C-Nedelcu/talk-to-chatgpt

Voice-to-text not working again

Opened this issue · 12 comments

It's not putting the text in the message box to send. I received an email from OpenAI yesterday saying that the default model is changing to "gpt-4o-2024-08-06". I wouldn't think that would break it, but I guess they changed something on the page.

@hoshizorista Are you experiencing the same issue? If so, do you have any suggestions for a fix? Our weekly podcast relies on this heavily and we are missing having it. Thank you!

@StudioDweller yeeeep, working on it! sorry for not noticing github didnt informed me, im actually finishing off a rework of the extension with some autostart and cool functions (such as use base gpt voices) ill have it ready for tomorrow at late night, hang in there!

@hoshizorista We would love to have you as a guest on our podcast. Let me know if that’s something that you would be interested in. We sincerely appreciate your efforts with maintaining this extension and would love to talk to you about it.

Hi @hoshizorista also really appreciate you working on this - I've been using the extension as a way to experiment with chat gpt in performance so getting it back on line would be amazing. There isn't really a comparable tool. Also @StudioDweller would love to know more about where to find your podcast - sounds interesting.

@nowallslive I do a weekly podcast called Up Against Reality on all things AI along my co-host Chris and we leverage this extension for realtime interaction with our AI co-host/custom GPT we call RAINA. The podcast is available on most of the major podcast platforms. This episode is a good showcase of realtime interactions using this extension. Thanks for your interest!

https://upagainstreality.com/2024/03/12/rainas-20-questions/

@StudioDweller It would be an honor :), @nowallslive My pleasure!

I just released the update on my fork, added some new functions, I'm praying is not that buggy haha, please check it out and let me know if it works for you guys, https://github.com/hoshizorista/talkgpt/tree/main

Just download the extension from the latest release, decompress, make sure to uninstall all previous versions, install and enjoy! lmk if you had any issues

You guys can reefer to my fork, looks like C-Nedelu already moved on from this so I'll work on my fork to keep his work alive so it works for all of us!

@hoshizorista 👍 hello friend , First of all, thank you so much for your incredible work on the extension! I’ve really been enjoying its features, and I’m excited about the new updates you mentioned, like autostart and the base GPT voices.

I wanted to recommend a service that might interest you: Fish.audio. It’s quite similar to Eleven Labs, but much more affordable and accessible. They offer 50 free uses per day, and their API pricing for cloned voices is significantly lower compared to Eleven Labs. This service allows you to use a high-quality voice through its API at a very low cost for much longer periods, which could be a more budget-friendly option compared to Eleven Labs. Eleven Labs can get expensive quickly and is hard to use for ongoing conversations with the chatbot because it consumes too much money, making it impractical for constant use—more suited for specific, punctual moments.

That’s why I’d like to recommend Fish Audio, as I use it for my projects, and it works really well for me. Additionally, they offer an API that could be adapted to your extension.

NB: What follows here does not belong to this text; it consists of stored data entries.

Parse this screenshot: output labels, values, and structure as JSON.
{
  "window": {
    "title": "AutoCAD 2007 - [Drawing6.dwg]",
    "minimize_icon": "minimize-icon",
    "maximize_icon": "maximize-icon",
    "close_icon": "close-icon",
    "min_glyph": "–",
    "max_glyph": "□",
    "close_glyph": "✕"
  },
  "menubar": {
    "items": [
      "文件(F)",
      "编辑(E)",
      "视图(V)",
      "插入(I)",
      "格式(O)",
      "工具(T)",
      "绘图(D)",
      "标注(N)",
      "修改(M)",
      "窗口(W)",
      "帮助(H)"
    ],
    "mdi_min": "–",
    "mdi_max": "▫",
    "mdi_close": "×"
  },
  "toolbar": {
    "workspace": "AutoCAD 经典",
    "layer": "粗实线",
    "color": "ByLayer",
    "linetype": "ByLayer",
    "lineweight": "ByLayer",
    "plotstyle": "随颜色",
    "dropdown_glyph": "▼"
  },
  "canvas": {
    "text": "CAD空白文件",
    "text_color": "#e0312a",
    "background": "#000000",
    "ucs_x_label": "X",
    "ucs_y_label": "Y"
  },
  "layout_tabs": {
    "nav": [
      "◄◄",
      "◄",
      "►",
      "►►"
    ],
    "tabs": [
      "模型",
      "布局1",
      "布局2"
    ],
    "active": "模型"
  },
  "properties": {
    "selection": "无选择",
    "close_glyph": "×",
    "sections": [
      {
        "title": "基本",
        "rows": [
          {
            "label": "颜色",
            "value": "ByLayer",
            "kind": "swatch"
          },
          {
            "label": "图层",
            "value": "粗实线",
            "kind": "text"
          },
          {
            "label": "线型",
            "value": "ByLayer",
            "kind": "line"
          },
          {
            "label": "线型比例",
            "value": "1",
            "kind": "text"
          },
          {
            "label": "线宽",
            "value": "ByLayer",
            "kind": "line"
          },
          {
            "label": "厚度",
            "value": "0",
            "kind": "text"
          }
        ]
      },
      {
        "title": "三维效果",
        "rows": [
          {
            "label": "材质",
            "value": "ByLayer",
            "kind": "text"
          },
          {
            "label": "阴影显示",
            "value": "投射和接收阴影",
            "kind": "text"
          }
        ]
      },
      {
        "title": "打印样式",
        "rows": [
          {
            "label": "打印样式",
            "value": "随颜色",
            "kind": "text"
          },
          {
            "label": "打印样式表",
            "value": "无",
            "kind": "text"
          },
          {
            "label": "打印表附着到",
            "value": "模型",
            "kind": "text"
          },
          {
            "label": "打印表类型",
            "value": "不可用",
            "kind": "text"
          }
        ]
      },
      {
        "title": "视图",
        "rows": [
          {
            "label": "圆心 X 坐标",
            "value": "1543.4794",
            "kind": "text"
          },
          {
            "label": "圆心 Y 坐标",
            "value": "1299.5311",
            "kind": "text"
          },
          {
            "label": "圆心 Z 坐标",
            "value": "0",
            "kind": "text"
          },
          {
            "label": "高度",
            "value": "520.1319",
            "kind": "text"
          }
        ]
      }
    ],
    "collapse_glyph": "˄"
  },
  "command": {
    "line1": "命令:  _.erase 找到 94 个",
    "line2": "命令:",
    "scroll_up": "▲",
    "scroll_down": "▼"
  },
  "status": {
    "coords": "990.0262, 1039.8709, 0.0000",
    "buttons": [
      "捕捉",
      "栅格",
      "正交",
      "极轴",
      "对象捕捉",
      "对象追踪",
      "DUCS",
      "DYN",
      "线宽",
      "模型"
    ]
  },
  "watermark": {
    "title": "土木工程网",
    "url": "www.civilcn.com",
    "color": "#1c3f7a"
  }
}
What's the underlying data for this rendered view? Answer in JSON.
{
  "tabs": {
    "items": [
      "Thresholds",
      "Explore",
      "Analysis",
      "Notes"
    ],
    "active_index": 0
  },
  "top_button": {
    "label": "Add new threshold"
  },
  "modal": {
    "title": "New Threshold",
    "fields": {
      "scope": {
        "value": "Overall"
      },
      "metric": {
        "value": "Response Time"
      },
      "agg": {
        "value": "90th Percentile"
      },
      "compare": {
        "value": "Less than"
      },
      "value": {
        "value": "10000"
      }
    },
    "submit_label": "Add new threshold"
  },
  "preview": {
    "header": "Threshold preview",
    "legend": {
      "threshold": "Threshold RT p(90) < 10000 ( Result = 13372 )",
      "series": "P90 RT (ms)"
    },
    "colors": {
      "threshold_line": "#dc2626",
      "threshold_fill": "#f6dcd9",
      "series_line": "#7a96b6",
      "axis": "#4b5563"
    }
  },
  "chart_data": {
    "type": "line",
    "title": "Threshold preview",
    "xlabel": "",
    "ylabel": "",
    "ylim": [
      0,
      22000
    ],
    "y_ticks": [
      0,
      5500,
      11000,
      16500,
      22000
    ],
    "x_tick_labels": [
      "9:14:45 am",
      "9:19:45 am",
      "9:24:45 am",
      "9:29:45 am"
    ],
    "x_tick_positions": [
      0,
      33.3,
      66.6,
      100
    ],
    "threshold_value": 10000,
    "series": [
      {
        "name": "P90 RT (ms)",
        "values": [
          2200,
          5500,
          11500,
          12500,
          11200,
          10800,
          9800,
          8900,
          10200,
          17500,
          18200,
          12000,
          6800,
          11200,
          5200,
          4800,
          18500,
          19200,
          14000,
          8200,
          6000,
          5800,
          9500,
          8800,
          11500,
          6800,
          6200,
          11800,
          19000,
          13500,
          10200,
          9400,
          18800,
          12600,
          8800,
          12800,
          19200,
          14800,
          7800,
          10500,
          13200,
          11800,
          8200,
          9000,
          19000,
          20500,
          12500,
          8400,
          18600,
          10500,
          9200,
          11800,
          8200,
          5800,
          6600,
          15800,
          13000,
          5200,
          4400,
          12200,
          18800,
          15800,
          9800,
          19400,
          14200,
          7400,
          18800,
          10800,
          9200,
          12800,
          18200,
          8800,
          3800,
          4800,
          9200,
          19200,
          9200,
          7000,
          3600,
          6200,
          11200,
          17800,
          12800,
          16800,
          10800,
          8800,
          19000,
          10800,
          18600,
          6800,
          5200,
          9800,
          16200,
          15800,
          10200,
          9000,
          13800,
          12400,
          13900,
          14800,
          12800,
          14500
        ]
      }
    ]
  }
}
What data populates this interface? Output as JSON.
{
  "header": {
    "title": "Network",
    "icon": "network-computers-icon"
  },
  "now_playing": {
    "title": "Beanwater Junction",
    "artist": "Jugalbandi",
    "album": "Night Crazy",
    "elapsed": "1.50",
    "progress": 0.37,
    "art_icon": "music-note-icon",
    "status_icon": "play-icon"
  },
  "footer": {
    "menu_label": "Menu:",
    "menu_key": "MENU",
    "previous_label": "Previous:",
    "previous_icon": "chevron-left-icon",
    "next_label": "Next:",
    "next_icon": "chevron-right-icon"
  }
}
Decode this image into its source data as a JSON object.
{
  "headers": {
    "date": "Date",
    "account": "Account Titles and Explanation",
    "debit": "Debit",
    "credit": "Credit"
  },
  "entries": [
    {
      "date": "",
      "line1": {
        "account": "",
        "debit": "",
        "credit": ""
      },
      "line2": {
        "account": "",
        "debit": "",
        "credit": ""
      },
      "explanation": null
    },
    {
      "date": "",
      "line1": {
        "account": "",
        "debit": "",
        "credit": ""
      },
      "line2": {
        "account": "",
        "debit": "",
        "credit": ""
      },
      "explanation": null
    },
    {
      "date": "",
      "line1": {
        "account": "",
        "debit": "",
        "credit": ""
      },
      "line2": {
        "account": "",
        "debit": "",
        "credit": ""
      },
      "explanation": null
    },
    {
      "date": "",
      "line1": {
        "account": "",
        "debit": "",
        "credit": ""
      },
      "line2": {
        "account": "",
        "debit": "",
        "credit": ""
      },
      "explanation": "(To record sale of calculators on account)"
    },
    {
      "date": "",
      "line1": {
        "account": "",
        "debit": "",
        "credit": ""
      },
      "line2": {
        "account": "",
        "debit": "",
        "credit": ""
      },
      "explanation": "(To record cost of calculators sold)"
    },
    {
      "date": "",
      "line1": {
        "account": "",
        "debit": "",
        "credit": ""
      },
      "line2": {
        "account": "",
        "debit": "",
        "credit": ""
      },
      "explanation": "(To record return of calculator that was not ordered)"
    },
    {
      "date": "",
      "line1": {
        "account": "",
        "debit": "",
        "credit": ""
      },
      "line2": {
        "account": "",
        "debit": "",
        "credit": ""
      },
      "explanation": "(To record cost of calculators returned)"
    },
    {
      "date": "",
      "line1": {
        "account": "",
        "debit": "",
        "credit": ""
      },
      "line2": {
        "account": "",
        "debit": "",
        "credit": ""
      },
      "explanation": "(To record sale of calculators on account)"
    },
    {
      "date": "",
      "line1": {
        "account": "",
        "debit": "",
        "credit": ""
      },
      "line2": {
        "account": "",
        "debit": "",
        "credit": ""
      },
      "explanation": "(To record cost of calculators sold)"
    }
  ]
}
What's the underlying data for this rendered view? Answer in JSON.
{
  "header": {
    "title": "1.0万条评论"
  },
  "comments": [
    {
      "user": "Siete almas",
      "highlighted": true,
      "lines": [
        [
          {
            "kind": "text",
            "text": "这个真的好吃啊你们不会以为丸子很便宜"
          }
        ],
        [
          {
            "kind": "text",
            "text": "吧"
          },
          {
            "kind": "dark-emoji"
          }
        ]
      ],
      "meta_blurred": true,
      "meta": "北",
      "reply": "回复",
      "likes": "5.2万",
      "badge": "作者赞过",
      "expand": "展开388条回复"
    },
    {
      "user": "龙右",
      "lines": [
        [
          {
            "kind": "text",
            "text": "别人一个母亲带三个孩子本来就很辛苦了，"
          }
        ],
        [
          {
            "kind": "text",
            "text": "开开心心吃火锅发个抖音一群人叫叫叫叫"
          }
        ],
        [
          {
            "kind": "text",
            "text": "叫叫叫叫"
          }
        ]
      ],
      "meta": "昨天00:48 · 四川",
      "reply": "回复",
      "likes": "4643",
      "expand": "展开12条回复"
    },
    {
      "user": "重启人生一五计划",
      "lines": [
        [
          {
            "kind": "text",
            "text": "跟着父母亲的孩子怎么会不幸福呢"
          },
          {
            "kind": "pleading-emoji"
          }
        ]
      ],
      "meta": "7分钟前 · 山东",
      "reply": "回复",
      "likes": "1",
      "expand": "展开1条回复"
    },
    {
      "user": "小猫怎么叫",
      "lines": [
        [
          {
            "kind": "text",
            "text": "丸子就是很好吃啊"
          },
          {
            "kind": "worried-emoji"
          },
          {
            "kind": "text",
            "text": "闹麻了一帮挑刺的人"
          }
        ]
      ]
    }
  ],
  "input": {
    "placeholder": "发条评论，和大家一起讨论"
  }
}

I think it would be awesome to have the option to integrate Fish Audio into your ChatGPT extension for Text-to-Speech (TTS). The quality is excellent, the latency is super fast, and the pricing is very competitive. Here’s the link to their site: https://fish.audio/, and here is their documentation: https://docs.fish.audio/.

I really believe this would be a great addition to the extension, and I’m sure many users would appreciate it. If you're interested in exploring the integration, I’d love to support the project, and I’d be happy to make a donation to your PayPal as a token of appreciation for adding this feature. I’m confident many users would be excited about the idea as well!

Thanks for your time, and keep up the great work. Cheers!

@enrix507 Hey! sounds like a good idea! havent heard of it but if it supports streaming its very likely it can be added, gonna look into it!

@StudioDweller Hey Larry! thanks for noticing, gonna check it out!, I notice you mention its happening between "some words", is it happening under any specific words? or words from another lenguage?, The model by default is selected based on the voice (IE. Roger or Aria are under are under Multi-lenguage auto detect V.2) this is done for simplicity since its similar on how ElevenLabs tts works on the page, maybe we can do some tests changing the model to see if we have any improvement, plz let me know the name of the voice youre using so we can check it out

@hoshizorista The delays seem to happen consistently after the first 1 to 3 words and then randomly during the rest of the response. The voice I’m using is a custom voice that was generated using their “instant voice clone” and I don’t see a way to set a default model for it in my ElevenLabs account. FWIW, I noticed in the code a mention of “Eleven Turbo 2” and the current low latency model is 2.5.

Thanks so much for your help and efforts with this!